A zygapophysial joint (zygapophyseal, apophyseal, Z-joint, or facet joint) is a synovial joint between the superior articular process, in humans (cranial in nonhuman animals) of one vertebra and the inferior (caudal) articular process of the vertebra directly above it. There are two facet joints in each spinal motion segment.

The biomechanical function of each pair of facet joints is to guide and limit movement of the spinal motion segment. In the lumbar spine, for example, the zygapophysial joints function to protect the motion segment from anterior shear forces, excessive rotation and flexion. Zygapophyseal joints appear to have little influence on the range of side bending (lateral flexion). These functions can be disrupted by degeneration, dislocation, fracture, injury, instability from trauma, osteoarthritis, and surgery. In the thoracic spine the zygapophysial joints function to restrain the amount of flexion and anterior translation of the corresponding vertebral segment and function to facilitate rotation.
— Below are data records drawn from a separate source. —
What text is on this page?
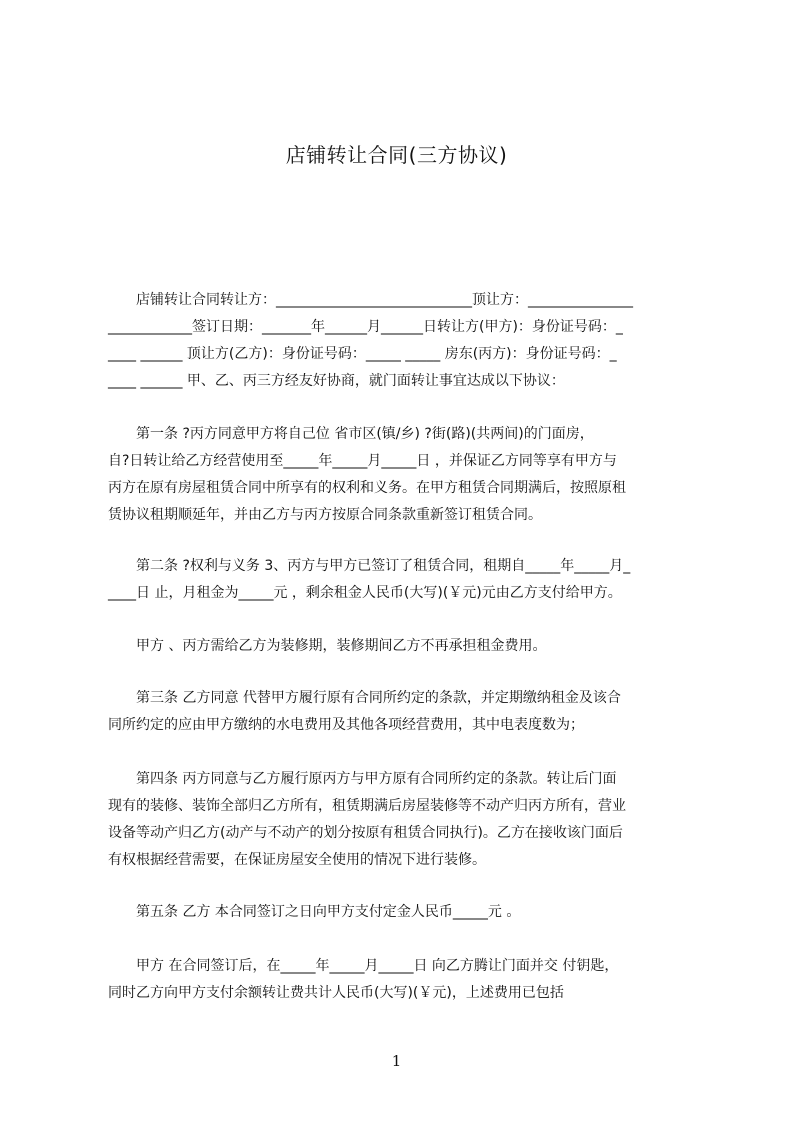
店铺转让合同(三方协议)
　　店铺转让合同转让方：____________________________顶让方：_______________
____________签订日期：_______年______月______日转让方(甲方)：身份证号码：_
____ ______ 顶让方(乙方)：身份证号码：_____ _____ 房东(丙方)：身份证号码：_
____ ______ 甲、乙、丙三方经友好协商，就门面转让事宜达成以下协议：
　　第一条 ?丙方同意甲方将自己位 省市区(镇/乡) ?街(路)(共两间)的门面房，
自?日转让给乙方经营使用至_____年_____月_____日 ，并保证乙方同等享有甲方与
丙方在原有房屋租赁合同中所享有的权利和义务。在甲方租赁合同期满后，按照原租
赁协议租期顺延年，并由乙方与丙方按原合同条款重新签订租赁合同。
　　第二条 ?权利与义务 3、丙方与甲方已签订了租赁合同，租期自_____年_____月_
____日 止，月租金为_____元 ，剩余租金人民币(大写)(￥元)元由乙方支付给甲方。
　　甲方 、丙方需给乙方为装修期，装修期间乙方不再承担租金费用。
　　第三条 乙方同意 代替甲方履行原有合同所约定的条款，并定期缴纳租金及该合
同所约定的应由甲方缴纳的水电费用及其他各项经营费用，其中电表度数为；
　　第四条 丙方同意与乙方履行原丙方与甲方原有合同所约定的条款。转让后门面
现有的装修、装饰全部归乙方所有，租赁期满后房屋装修等不动产归丙方所有，营业
设备等动产归乙方(动产与不动产的划分按原有租赁合同执行)。乙方在接收该门面后
有权根据经营需要，在保证房屋安全使用的情况下进行装修。
　　第五条 乙方 本合同签订之日向甲方支付定金人民币_____元 。
　　甲方 在合同签订后，在_____年_____月_____日 向乙方腾让门面并交 付钥匙，
同时乙方向甲方支付余额转让费共计人民币(大写)(￥元)，上述费用已包括
1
Facet joint arthritis[edit]

In large part due to the mechanical nature of their function, all joints undergo degenerative changes with the wear and tear of age. This is particularly true for joints in the spine, and the zygapophysial joint in particular. This is commonly known as facet joint arthritis or facet arthropathy.

Diagnosis[edit]

Facet joint arthritis often manifests as a dull ache across the back. However like many deep organs of the body it can be experienced by the patient in a variety of referral pain patterns. The location of facet joints, deep in the back and covered with large tracts of paraspinal muscles, further complicate the diagnostic approach. Typically facet joint arthritis is diagnosed with specialized physical examination by specialist physicians. Advanced imaging such as MRI or CT may be necessary to confirm the diagnosis and to rule out other conditions.

Treatment[edit]

Illustration depicting facet joint block

Conservative treatment of facet joint arthritis involves chiropractic, physical therapy, or osteopathic medicine with correction of posture and biomechanics being the key. Acupuncture and Chinese medicine can provide pain relief as well as increasing blood flow to the tissues to promote healing. More advanced cases involving severe inflammatory response in the Z-joint, not unlike a swollen arthritic knee. Steroid injections may provide temporary pain relief. This is typically performed under image guidance to ensure accuracy given the complex shape and deep location of the facet.[1]

Etymology[edit]

Ancient Greek: zygon ("yoke") + apo ("out/from") + phyein ("grow")

See also[edit]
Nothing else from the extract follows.